CREDIT: Facebook/We Stand For

“There’s a perceivable threat, with the upping of deportations, and that is sending a real message to our community,” Estrada says. “Just because you’re not undocumented, you have friends and family that are, and that reverberates in the community.”

Estrada’s family decided not to attend the commencement ceremony.

CREDIT: Xitlaly Estrada

Her family opted to attend other graduation festivities because Estrada says she didn’t want to subject them to any issues.

“My parents are immigrants and they’re in constant state of discomfort,” Estrada says. “I don’t think my parents have ever felt comfortable in this country,” adding that both her parents speak in broken English.

Estrada says her parents didn’t want her to partake in the walkout because they were simply worried about her.

CREDIT: Xitlaly Estrada with her family.

They also didn’t want Pence or any negativity to take away from her big moment. But she insisted and told them how important this moment would be.

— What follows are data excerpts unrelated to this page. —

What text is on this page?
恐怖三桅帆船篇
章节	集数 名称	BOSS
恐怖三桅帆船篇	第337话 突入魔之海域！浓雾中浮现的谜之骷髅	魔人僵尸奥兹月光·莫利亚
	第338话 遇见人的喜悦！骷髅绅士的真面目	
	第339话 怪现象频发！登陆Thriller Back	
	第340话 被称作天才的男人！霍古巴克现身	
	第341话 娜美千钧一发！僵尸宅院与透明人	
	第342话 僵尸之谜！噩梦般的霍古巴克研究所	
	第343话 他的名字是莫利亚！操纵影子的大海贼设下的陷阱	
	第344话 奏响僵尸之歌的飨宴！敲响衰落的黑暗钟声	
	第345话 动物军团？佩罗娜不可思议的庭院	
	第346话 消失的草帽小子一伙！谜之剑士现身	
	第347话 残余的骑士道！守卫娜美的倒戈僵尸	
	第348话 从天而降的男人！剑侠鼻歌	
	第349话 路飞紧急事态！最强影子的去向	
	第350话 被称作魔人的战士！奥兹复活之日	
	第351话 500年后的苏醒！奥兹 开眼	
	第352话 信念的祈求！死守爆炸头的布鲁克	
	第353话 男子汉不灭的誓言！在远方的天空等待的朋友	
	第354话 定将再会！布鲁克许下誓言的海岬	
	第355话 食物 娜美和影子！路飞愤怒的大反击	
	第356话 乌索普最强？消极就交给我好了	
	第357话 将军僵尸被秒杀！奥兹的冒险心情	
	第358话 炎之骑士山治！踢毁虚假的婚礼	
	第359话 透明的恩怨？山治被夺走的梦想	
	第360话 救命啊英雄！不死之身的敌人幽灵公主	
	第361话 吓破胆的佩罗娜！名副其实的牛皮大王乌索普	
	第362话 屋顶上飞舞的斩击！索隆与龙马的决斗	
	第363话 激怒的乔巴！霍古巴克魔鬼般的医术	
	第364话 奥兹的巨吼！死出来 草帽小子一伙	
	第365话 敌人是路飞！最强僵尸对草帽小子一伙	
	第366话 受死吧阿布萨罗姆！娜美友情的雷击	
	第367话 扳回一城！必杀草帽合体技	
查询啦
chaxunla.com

Estrada told her family that she didn’t want to be complacent and her mother was the first one to give her full support.

“She wanted to make sure I didn’t walk out alone,” Estrada says. “She told me ‘la union hace la fuerza.'”

About 150 graduates walked out during Pence’s speech. Here’s the celebration that took place afterwards.

Posted by We Stand For on Sunday, May 21, 2017

Several groups from campus took part in the walkout including Latinx, LGBTQ, and other minority groups and supporters. They planned the walkout for weeks and made sure they took all things into consideration, including having a coherent message and answering questions from concerned students.

Estrada plans to follow in her sister’s footsteps and attend law school. She said her dream job as a lawyer would be to work for the Mexican American Legal Defense Education Fund.